Former section 581 reads in pertinent part as follows: “An action may be dismissed in the following cases: . . . [H] 3. By the Court, when either party fails to appear on the trial and the other party appears and asks for the dismissal, or when a demurrer is sustained without leave to amend, or when, after a demurrer to the complaint has been sustained with leave to amend, the plaintiff fails to amend it within the time allowed by the court, and either party moves for such dismissal.” (Italics added.)

 Section 283 provides in pertinent part as follows: “An attorney and counselor shall have authority: [K] 1 To bind his client in any of the steps of an action or proceeding by his agreement filed with the Clerk, or entered upon the minutes of the Court, and not otherwise; . . .” (Italics added.)

 I cannot accept the reasoning of the majority transposing plaintiff’s admission (contained in his opposition papers to the motion to dismiss) into the court’s records on the very eve of the dismissal of his case. Section 283 must be construed to reflect that such stipulations be inserted into the court’s records at the earliest possible date after they are made and not later when a party seeks to enforce it, especially when there is no showing of prejudice.

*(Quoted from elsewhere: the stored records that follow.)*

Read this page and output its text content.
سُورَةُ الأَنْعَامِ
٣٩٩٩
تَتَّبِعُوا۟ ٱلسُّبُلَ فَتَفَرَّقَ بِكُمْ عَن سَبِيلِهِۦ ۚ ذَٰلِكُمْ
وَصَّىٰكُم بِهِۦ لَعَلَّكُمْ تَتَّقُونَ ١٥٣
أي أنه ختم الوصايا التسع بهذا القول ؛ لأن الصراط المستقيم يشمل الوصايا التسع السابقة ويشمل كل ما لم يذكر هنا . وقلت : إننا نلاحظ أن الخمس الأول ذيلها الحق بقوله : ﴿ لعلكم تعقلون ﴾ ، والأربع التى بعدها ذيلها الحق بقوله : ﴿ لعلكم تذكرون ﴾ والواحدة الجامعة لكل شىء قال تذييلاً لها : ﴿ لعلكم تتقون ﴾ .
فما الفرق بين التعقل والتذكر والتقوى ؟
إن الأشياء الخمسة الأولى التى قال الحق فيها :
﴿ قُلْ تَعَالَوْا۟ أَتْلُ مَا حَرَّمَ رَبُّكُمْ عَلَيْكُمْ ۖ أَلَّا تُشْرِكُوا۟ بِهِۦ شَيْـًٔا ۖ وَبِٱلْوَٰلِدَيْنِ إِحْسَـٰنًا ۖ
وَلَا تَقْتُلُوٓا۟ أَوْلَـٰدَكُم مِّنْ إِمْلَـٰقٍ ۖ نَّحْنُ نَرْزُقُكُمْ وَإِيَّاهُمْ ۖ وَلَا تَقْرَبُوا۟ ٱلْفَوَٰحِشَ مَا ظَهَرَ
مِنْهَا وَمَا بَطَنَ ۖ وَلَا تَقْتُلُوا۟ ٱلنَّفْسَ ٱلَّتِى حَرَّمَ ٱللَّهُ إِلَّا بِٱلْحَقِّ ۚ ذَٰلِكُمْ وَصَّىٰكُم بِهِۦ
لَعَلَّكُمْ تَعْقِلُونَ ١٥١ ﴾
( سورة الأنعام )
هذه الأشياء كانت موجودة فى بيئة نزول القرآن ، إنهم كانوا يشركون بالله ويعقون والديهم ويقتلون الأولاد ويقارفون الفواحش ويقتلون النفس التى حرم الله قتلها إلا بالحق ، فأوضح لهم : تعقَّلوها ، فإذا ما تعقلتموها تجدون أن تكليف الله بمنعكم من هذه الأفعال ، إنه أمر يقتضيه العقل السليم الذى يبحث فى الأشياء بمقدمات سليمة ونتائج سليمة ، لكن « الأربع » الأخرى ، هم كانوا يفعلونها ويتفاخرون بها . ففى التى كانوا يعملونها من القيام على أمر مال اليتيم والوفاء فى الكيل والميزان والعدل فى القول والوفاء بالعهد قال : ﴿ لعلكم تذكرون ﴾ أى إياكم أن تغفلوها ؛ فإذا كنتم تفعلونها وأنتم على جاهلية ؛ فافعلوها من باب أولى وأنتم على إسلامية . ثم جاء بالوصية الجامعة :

 The majority also relies on certain other appellate decisions (see majority opn., ante, p. 1052); such reliance is not well-founded. In Waybright v. Anderson (1927) 200 Cal. 374 [253 P. 148], the Supreme Court was faced with an appeal from an order granting a motion to set aside default judgments of dismissal. There was some question as to whether counsel had entered into a verbal agreement regarding the amendment of complaints after the demurrers had been sustained with leave to amend by a date certain. Defendants had secured the default judgments when the complaints had not been amended by such date. In setting aside the default judgments, the trial court concluded that counsel had entered into a stipulation leaving open the time for filing and serving the amended complaints. The Supreme Court refused to reach a contrary conclusion. It is clear that the decision in Waybright was addressed toward resolving the appeal to allow a trial on the merits ana r ' . dismissal on a technicality. That is the context in which the court stated at page 379: We are familiar with the general rule that a stipulation of counsel cannot be enforced unless put in writing, or entered in the minutes of the court (sec. 283, Code Civ. Proc.), but the courts have been indisposed to give this otherwise general rule application to default judgments. [Citations.]” (Italics added.) The majority’s reliance on Waybright is misplaced because it deals with a motion to set aside a default judgment where the courts allow a great deal of liberality to ensure a trial on the merits. The Waybright court was thus attempting to construe the stipulation to allow a trial on the merits and not a dismissal (the result achieved by the majority in this case).
Further, while Webster v. Webster (1932) 216 Cal. 485 [14 P.2d 522] relies on Smith v. Whittier, supra, 95 Cal. 279, the stipulation in Webster was made in open court and contained in the reporter’s notes. (See 216 Cal. at p. 489.)
Finally, the majority’s reliance on Fidelity & Casualty Co. v. Abraham (1945) 70 Cal.App.2d 776 [161 P.2d 689], is equally misplaced. Fidelity Casualty does not deal with a stipulation concerning the amendment of a pleading by date certain but rather deals with an agreement entered into by counsel with the apparent consent of his client which was proven by uncontradictory evidence at trial. The Court of Appeal held that the estoppel doctrine applied to prevent plaintiff from repudiating the agreement and held that it would be inequitable to reach such a result. Fidelity Casualty is distinguishable because plaintiff does not necessarily seek to repudiate the verbal agreement made concerning the amendment of the complaint and because there is no showing of prejudice or inequity by virtue of plaintiff’s failure to file the proposed second amended complaint by the date indicated.